Il accepta d’épouser la femme que la haute société surnommait cruellement « la fille la plus laide d’Amérique », uniquement parce que son père promettait de sauver son entreprise en faillite.
Mais le soir de leur mariage, il découvrit du sang sous sa robe.
Elle le regarda droit dans les yeux et murmura quatre mots terrifiants :
— C’est mon père qui m’a fait ça.
Puis elle lui révéla une minuscule clé cachée dans sa robe.
Ce que Manuel allait découvrir allait transformer ce mariage arrangé en une véritable descente aux enfers…
PARTIE 1
« Son père a dû payer cet homme pour qu’il l’épouse. Aucun autre homme n’aurait accepté de regarder son visage. »
Rosalie Durham entendit ces paroles avant même d’atteindre l’autel.
À 29 ans, elle avait appris à ignorer les regards et les insultes. Une large tache de naissance couvrait sa joue gauche et descendait jusqu’à son cou. Depuis son enfance, on la traitait de monstre, de honte familiale, de fille qu’aucun homme ne choisirait.
Et son propre père ne l’avait jamais défendue.
Ce jour-là, elle refusa pourtant de porter un voile.
Si les invités étaient venus pour la dévisager, ils verraient son visage en entier.
Face à elle se tenait Manuel Nelson, héritier d’une entreprise autrefois prospère, aujourd’hui au bord de la faillite après un scandale financier qui avait détruit sa famille.

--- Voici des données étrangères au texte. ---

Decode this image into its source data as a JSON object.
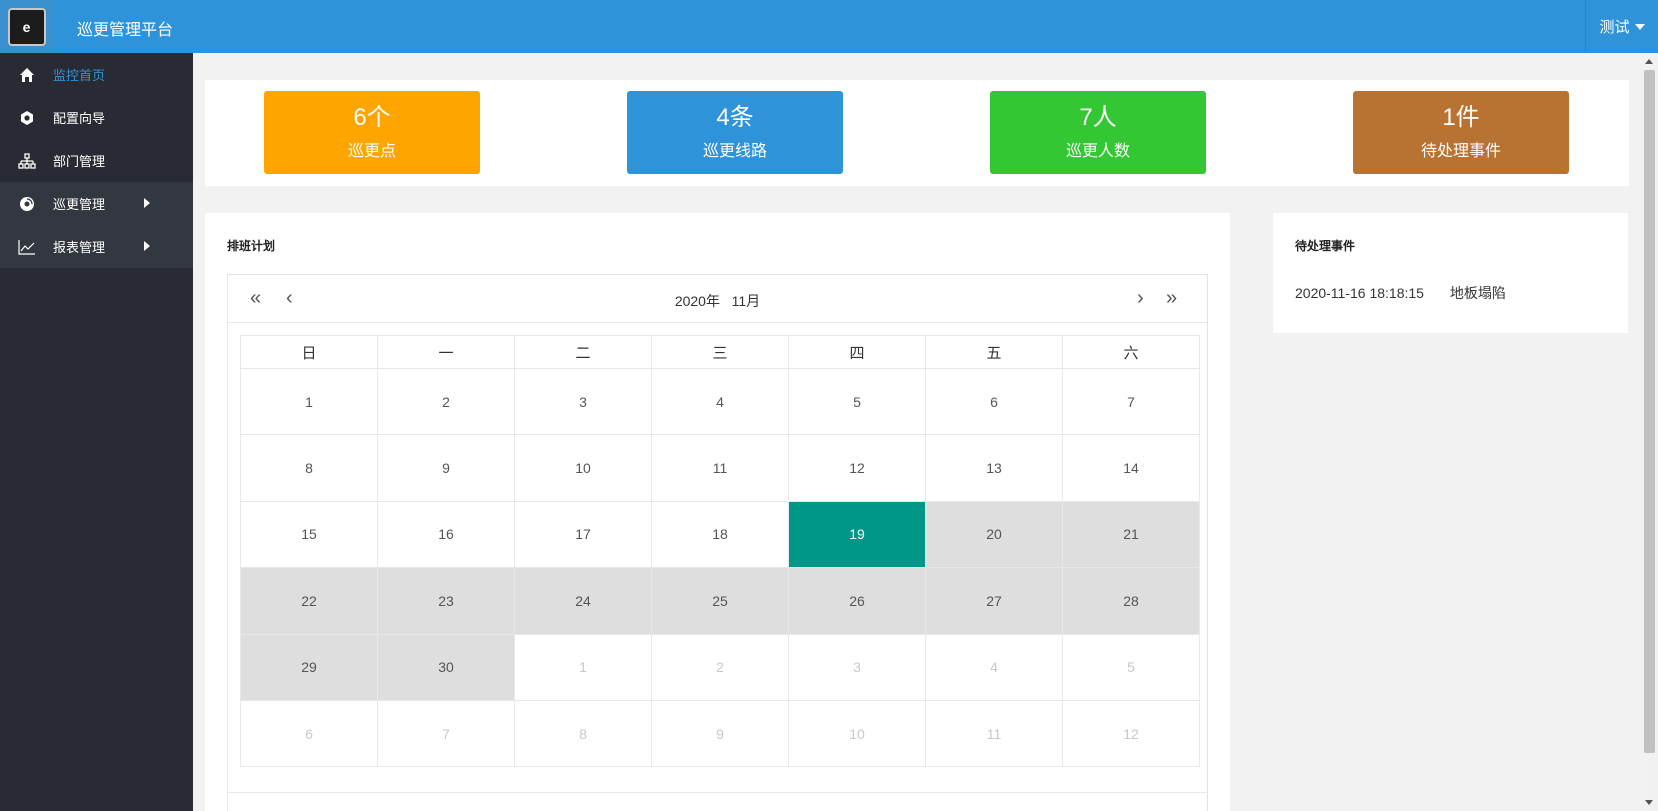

Son père, Emmett Durham, lui fit alors une proposition :
Il effacerait les dettes des Nelson et ferait rouvrir l’enquête sur la mort du père de Manuel.
En échange, Manuel devait épouser Rosalie.
Trois semaines avant le mariage, ils se rencontrèrent en privé.
— On vous a sûrement dit que j’étais laide, dit Rosalie.
Manuel soutint son regard.
— On m’a raconté beaucoup de choses. Je préfère découvrir moi-même qui vous êtes.
Il n’y avait pas d’amour entre eux.
Mais son honnêteté était différente de la fausse compassion à laquelle Rosalie était habituée.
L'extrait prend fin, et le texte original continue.